Yes, you can buy some pretty good "cold blueing" products and treat the bare metal to make it looked blued. I've used "Perma Blue" in the past to re-blue small parts and it worked pretty well.

I probably would have used a good flat file and some various levels of sand paper to work the part to the correct dimenisons. Might have takes a lot more time but there's more control when working slowly by hand on something like this.


Thanks for the video. I'll pick some up and give it a try. Since it's basically an internal part I'm not looking for perfection. Just want to coat the areas where I had to remove some metal.
 
Thanks for the video. I'll pick some up and give it a try. Since it's basically an internal part I'm not looking for perfection. Just want to coat the areas where I had to remove some metal.

I've used the Perma Blue in paste form for years, and it works pretty well. You might have to apply 3 or 4 times to get it to look dark. The more times you apply, the darker the bluing gets.

 
I was hoping you would respond. Wasn't aware that they wouldn't come to factory spec.

Very welcome, that is (was) the "factory spec" when these were originally manufactured.

Short and very generalized overview of firearms manufacturing technology progression.....

Back in the day, most guns were pattern pieces and each piece had to be " form fitted" so from a parts perspective every gun was "similar" but "unique". This was when the final step was literally precision gunsmithing where individual sears had to be fitted. Literally a gun maker.

Then comes better industry and machines ( and of course push for cost reductions)- you started seeing more cast, stamped and formed pieces ( very close to what you have). You could call these high end gun smiths. Many parts were close ( some would even fit and work) but still had precision fittings on things like sears and revolver timing.

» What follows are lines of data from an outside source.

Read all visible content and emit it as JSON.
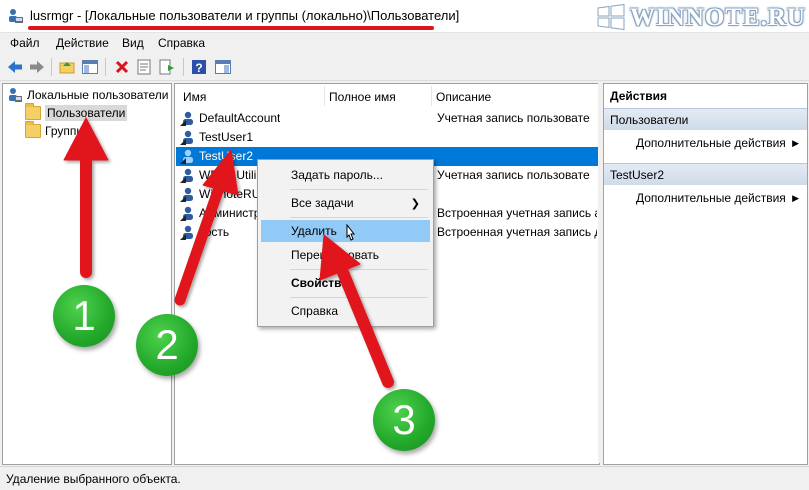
{
  "window": {
    "title": "lusrmgr - [Локальные пользователи и группы (локально)\\Пользователи]",
    "watermark": "WINNOTE.RU"
  },
  "menu": [
    "Файл",
    "Действие",
    "Вид",
    "Справка"
  ],
  "toolbar": {
    "icons": [
      "back-icon",
      "forward-icon",
      "up-folder-icon",
      "show-tree-icon",
      "delete-icon",
      "properties-icon",
      "export-icon",
      "help-icon",
      "action-pane-icon"
    ]
  },
  "tree": {
    "root": "Локальные пользователи",
    "items": [
      "Пользователи",
      "Группы"
    ]
  },
  "list": {
    "columns": [
      "Имя",
      "Полное имя",
      "Описание"
    ],
    "rows": [
      {
        "name": "DefaultAccount",
        "fullname": "",
        "description": "Учетная запись пользовате"
      },
      {
        "name": "TestUser1",
        "fullname": "",
        "description": ""
      },
      {
        "name": "TestUser2",
        "fullname": "",
        "description": ""
      },
      {
        "name": "WDAGUtili",
        "fullname": "",
        "description": "Учетная запись пользовате"
      },
      {
        "name": "WinnoteRU",
        "fullname": "",
        "description": ""
      },
      {
        "name": "Администр",
        "fullname": "",
        "description": "Встроенная учетная запись а"
      },
      {
        "name": "Гость",
        "fullname": "",
        "description": "Встроенная учетная запись д"
      }
    ]
  },
  "context_menu": {
    "items": [
      "Задать пароль...",
      "Все задачи",
      "Удалить",
      "Переименовать",
      "Свойства",
      "Справка"
    ]
  },
  "actions": {
    "header": "Действия",
    "section1": "Пользователи",
    "section1_item": "Дополнительные действия",
    "section2": "TestUser2",
    "section2_item": "Дополнительные действия"
  },
  "status": "Удаление выбранного объекта.",
  "annotations": [
    "1",
    "2",
    "3"
  ],
  "colors": {
    "selection": "#0078d7",
    "highlight": "#91c9f7",
    "arrow": "#e1141e",
    "badge": "#22a82a"
  }
}
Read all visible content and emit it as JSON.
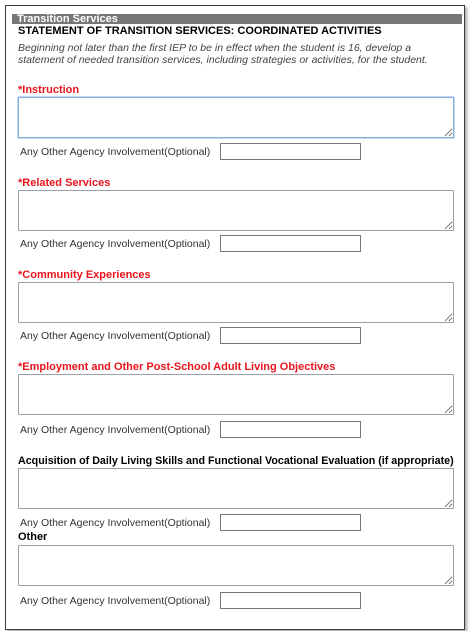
{
  "header": {
    "title": "Transition Services"
  },
  "section": {
    "title": "STATEMENT OF TRANSITION SERVICES: COORDINATED ACTIVITIES",
    "intro": "Beginning not later than the first IEP to be in effect when the student is 16, develop a statement of needed transition services, including strategies or activities, for the student."
  },
  "fields": [
    {
      "required_mark": "*",
      "label": "Instruction",
      "value": ""
    },
    {
      "required_mark": "*",
      "label": "Related Services",
      "value": ""
    },
    {
      "required_mark": "*",
      "label": "Community Experiences",
      "value": ""
    },
    {
      "required_mark": "*",
      "label": "Employment and Other Post-School Adult Living Objectives",
      "value": ""
    },
    {
      "required_mark": "",
      "label": "Acquisition of Daily Living Skills and Functional Vocational Evaluation (if appropriate)",
      "value": ""
    },
    {
      "required_mark": "",
      "label": "Other",
      "value": ""
    }
  ],
  "agency": {
    "label": "Any Other Agency Involvement(Optional)",
    "value": ""
  }
}
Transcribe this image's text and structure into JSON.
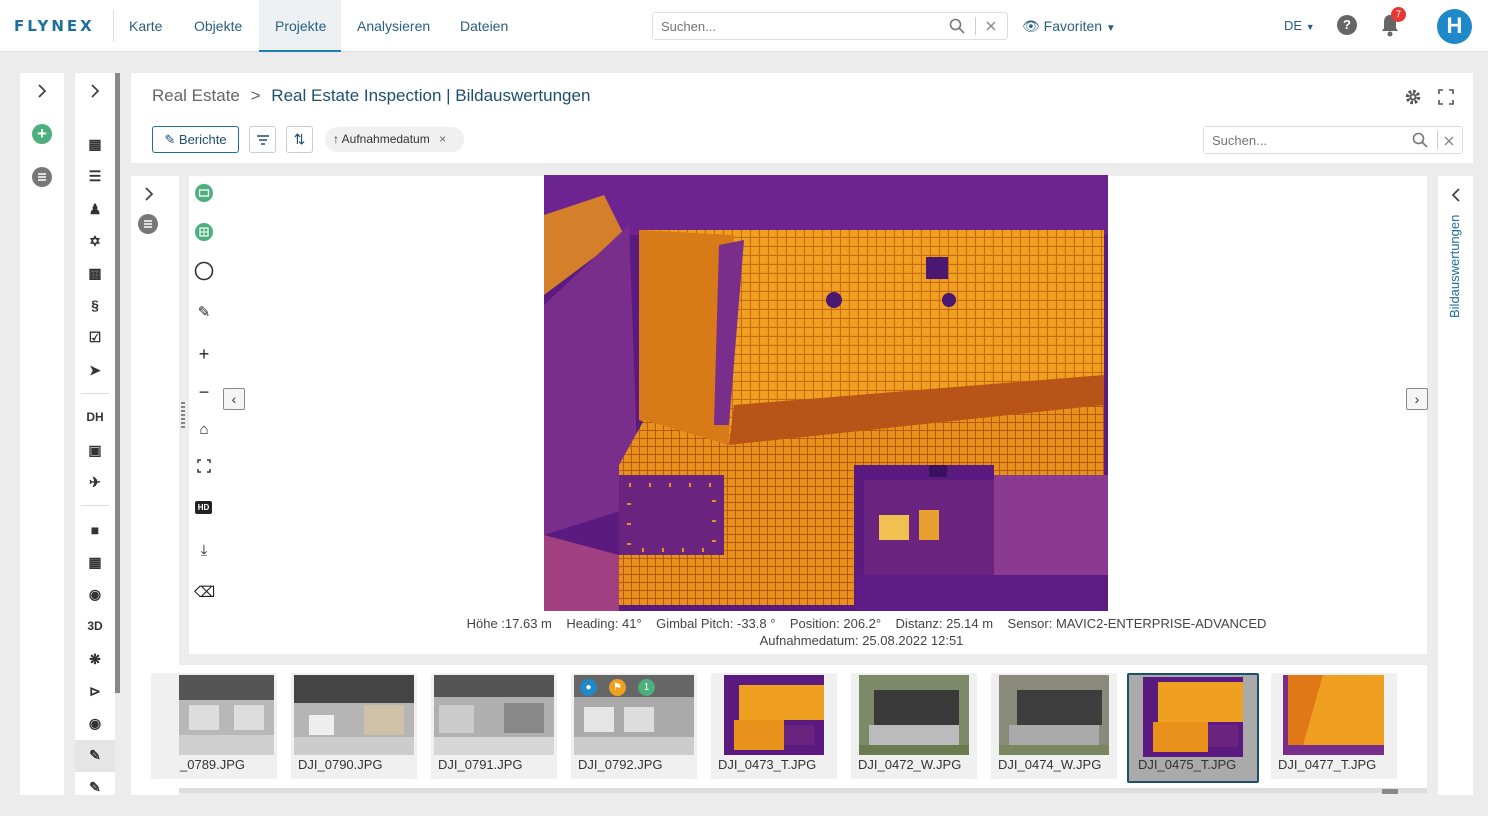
{
  "app": {
    "logo": "FLYNEX"
  },
  "nav": {
    "items": [
      "Karte",
      "Objekte",
      "Projekte",
      "Analysieren",
      "Dateien"
    ],
    "active": "Projekte"
  },
  "top_search": {
    "placeholder": "Suchen..."
  },
  "favorites_label": "Favoriten",
  "language": "DE",
  "help_label": "?",
  "notification_count": "7",
  "rail2_labels": {
    "dh": "DH",
    "three_d": "3D"
  },
  "breadcrumb": {
    "parent": "Real Estate",
    "separator": ">",
    "current": "Real Estate Inspection | Bildauswertungen"
  },
  "toolbar": {
    "berichte_label": "Berichte",
    "sort_chip_label": "Aufnahmedatum"
  },
  "header_search": {
    "placeholder": "Suchen..."
  },
  "right_panel_label": "Bildauswertungen",
  "viewer_tools": {
    "hd_label": "HD"
  },
  "image_meta": {
    "line1": "Höhe :17.63 m    Heading: 41°    Gimbal Pitch: -33.8 °    Position: 206.2°    Distanz: 25.14 m    Sensor: MAVIC2-ENTERPRISE-ADVANCED",
    "line2": "Aufnahmedatum: 25.08.2022 12:51"
  },
  "thumbnails": [
    {
      "label": "_0789.JPG",
      "kind": "rgb"
    },
    {
      "label": "DJI_0790.JPG",
      "kind": "rgb"
    },
    {
      "label": "DJI_0791.JPG",
      "kind": "rgb"
    },
    {
      "label": "DJI_0792.JPG",
      "kind": "rgb",
      "badge": "1"
    },
    {
      "label": "DJI_0473_T.JPG",
      "kind": "thermal"
    },
    {
      "label": "DJI_0472_W.JPG",
      "kind": "wide"
    },
    {
      "label": "DJI_0474_W.JPG",
      "kind": "wide"
    },
    {
      "label": "DJI_0475_T.JPG",
      "kind": "thermal",
      "selected": true
    },
    {
      "label": "DJI_0477_T.JPG",
      "kind": "thermal"
    }
  ],
  "colors": {
    "brand": "#1e6e9e",
    "accent_green": "#4caf7d",
    "notification": "#e53935"
  }
}
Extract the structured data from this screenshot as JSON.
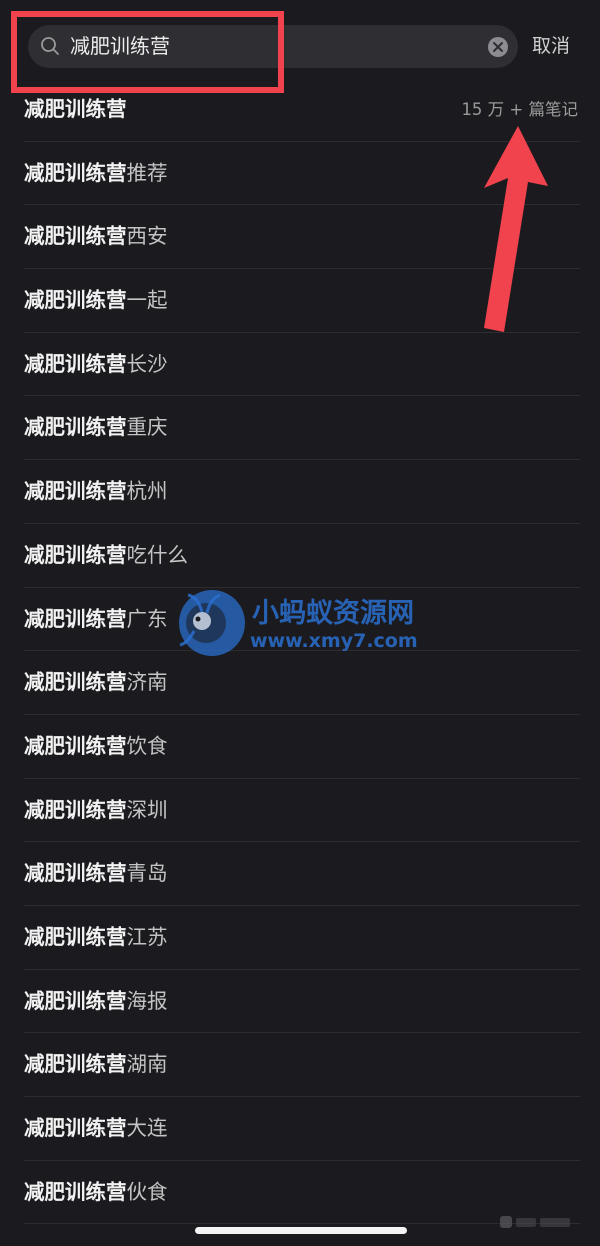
{
  "search": {
    "query": "减肥训练营",
    "cancel_label": "取消"
  },
  "suggestions": [
    {
      "main": "减肥训练营",
      "suffix": "",
      "count": "15 万 + 篇笔记"
    },
    {
      "main": "减肥训练营",
      "suffix": "推荐"
    },
    {
      "main": "减肥训练营",
      "suffix": "西安"
    },
    {
      "main": "减肥训练营",
      "suffix": "一起"
    },
    {
      "main": "减肥训练营",
      "suffix": "长沙"
    },
    {
      "main": "减肥训练营",
      "suffix": "重庆"
    },
    {
      "main": "减肥训练营",
      "suffix": "杭州"
    },
    {
      "main": "减肥训练营",
      "suffix": "吃什么"
    },
    {
      "main": "减肥训练营",
      "suffix": "广东"
    },
    {
      "main": "减肥训练营",
      "suffix": "济南"
    },
    {
      "main": "减肥训练营",
      "suffix": "饮食"
    },
    {
      "main": "减肥训练营",
      "suffix": "深圳"
    },
    {
      "main": "减肥训练营",
      "suffix": "青岛"
    },
    {
      "main": "减肥训练营",
      "suffix": "江苏"
    },
    {
      "main": "减肥训练营",
      "suffix": "海报"
    },
    {
      "main": "减肥训练营",
      "suffix": "湖南"
    },
    {
      "main": "减肥训练营",
      "suffix": "大连"
    },
    {
      "main": "减肥训练营",
      "suffix": "伙食"
    }
  ],
  "watermark": {
    "title": "小蚂蚁资源网",
    "url": "www.xmy7.com"
  },
  "colors": {
    "background": "#1b1b1f",
    "annotation_red": "#f0434e",
    "watermark_blue": "#2a6fcf"
  },
  "icons": {
    "search": "search-icon",
    "clear": "clear-icon",
    "arrow": "arrow-up-icon"
  }
}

Now you have modern CNC and current trends- with the exception of some "traditional guns" ( largely taken over by niche manufacturers), there is little part or manufacturing deviation on modern guns.

Where a given model falls in that very gross timeline will often let you know how much "fitting' will have to be done if you can get "new" original parts ( there are lots of various ones out there) of if you have to get an old "used" one to build up and refit. ( that's a different animal altogether)

On the technique, its called "impressioning" and its just a slow process ( minus the roughing but roughing needs to be done with care) but you seem to be making it go well.

On the cold blue, its a different chemical that hot blue and works a bit differently. Wont matter much for your part but to get a much better end product...

Make the surface as smooth as reasonable and "blend" it softly into the overall surface.

It MUST be "chemically" spotless ( some form of no residue evaporating cleaner like brake clean or denatured alcohol with zero oil/solvent/human breath etc.)

Warm it with a heat gun until you can barely hold it. ( not necessary but this expands the pores somewhat allowing for better penetration during the passive coloring/chemical reaction) Usually takes numerous coatings to get a deeper uniform "blue". Used that method on doubles for years before finally using hot water bluing.

Need anything, give me a shout
 
Here's a frame screw from a revolver that I re-blued with Perma Blue paste. I sanded down the whole head and slot to shinny bare metal and cleaned it with 99% IPA before cold bluing. Think I applied Perma Blue 4 or 5 times and left it on for ~5 minutes each time before removing for the next application. It came out pretty dark.